C’est bien connu, les lobbies c’est toujours les autres : les intérêts privés, les milieux économiques, les méchants industriels… À ce petit jeu, les tenants de l’écologie politique radicale sont devenus des orfèvres, l’invoquant à tout bout de champ pour tenter de disqualifier leurs adversaires. « C’est le lobby agricole qui est derrière » : combien de fois vous avez entendu cette rhétorique en guise d’argumentation, presque un leitmotiv ces derniers temps ! Derrière ce manichéisme « des bons et des méchants », la réalité est évidemment plus nuancée, mais comme le souligne dans son livre Patrick Lesaffre (1), dans le débat public, « on survalorise le rôle des ONG qui prétendent représenter l’intérêt général. La grande force de certaines ONG écologiques est de se faire passer pour le chevalier blanc qui se bat contre le lobbying alors que leur propre métier est de faire du lobbying ! »
Dans ce registre, il y a une ONG qui se distingue particulièrement : Générations futures (GF). Un cas d’école. Voilà une association ouvertement financée par des poids lourds du bio (Biocoop, Distriborg, Léa Nature, Botanic), qui distille régulièrement des « pseudo-études » anxiogènes qui ne valent pas tripette scientifiquement mais qui retiennent systématiquement l’attention de la presse. Du « grand art », car la puissance d’un lobbying et d’une stratégie d’influence, ce n’est pas seulement l’argent mais c’est aussi et surtout l’accès aux médias. L’actualité de cette semaine nous en fournit une illustration très concrète. Avec une communication une nouvelle fois alarmiste de GF sur les résidus phyto dans les fruits et légumes, reprise en boucle alors qu’une très faible proportion des analyses est au-dessus des limites maximales légales. Et nombreux sont les médias à tomber dans le panneau, comme l’AFP qui préfère titrer sur des résidus de pesticides dans trois-quarts des fruits non bio plutôt que sur ce fait rassurant. Curieusement, le directeur de GF s’est retrouvé lundi dernier invité durant La matinale d’Europe1 sans qu’il n’y ait en face un seul scientifique ou représentant d’une agence sanitaire pour le contredire. « Cette énième campagne pipeau de GF, reprise ad nauseam sans la moindre trace d’esprit critique par tant de journaux, a de quoi rendre vert de rage », commentait, agacé, sur Twitter, le journaliste scientifique Florian Gouthière (ex-Magazine de la santé).

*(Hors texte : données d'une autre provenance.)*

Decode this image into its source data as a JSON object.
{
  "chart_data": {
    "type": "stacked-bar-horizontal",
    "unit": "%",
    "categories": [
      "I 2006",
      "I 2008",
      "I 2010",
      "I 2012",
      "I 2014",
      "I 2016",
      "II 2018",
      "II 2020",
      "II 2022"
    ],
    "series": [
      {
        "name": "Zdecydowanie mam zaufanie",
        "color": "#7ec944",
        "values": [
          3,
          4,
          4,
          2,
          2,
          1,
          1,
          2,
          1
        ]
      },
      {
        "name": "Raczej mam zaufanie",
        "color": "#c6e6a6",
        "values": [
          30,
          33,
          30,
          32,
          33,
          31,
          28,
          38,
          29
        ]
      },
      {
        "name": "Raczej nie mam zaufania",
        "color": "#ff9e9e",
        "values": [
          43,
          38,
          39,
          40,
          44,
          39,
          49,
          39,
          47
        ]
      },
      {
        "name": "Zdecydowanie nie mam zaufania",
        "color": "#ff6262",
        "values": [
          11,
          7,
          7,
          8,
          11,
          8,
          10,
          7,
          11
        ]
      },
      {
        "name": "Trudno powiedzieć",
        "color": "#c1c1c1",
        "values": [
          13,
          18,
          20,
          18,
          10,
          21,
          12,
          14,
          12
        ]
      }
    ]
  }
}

Depuis la loi Sapin 2, les « représentants d’intérêts », appellation officielle des lobbies, sont inscrits dans un registre de la Haute Autorité pour la transparence de la vie publique (HATVP). Et GF y est répertoriée depuis juin 2018. Si vous aviez encore des doutes sur la vraie nature de cette association…
(1) Un écologiste ne devrait pas dire cela. Entre croyances et vérités scientifiques (Fauves Éditions).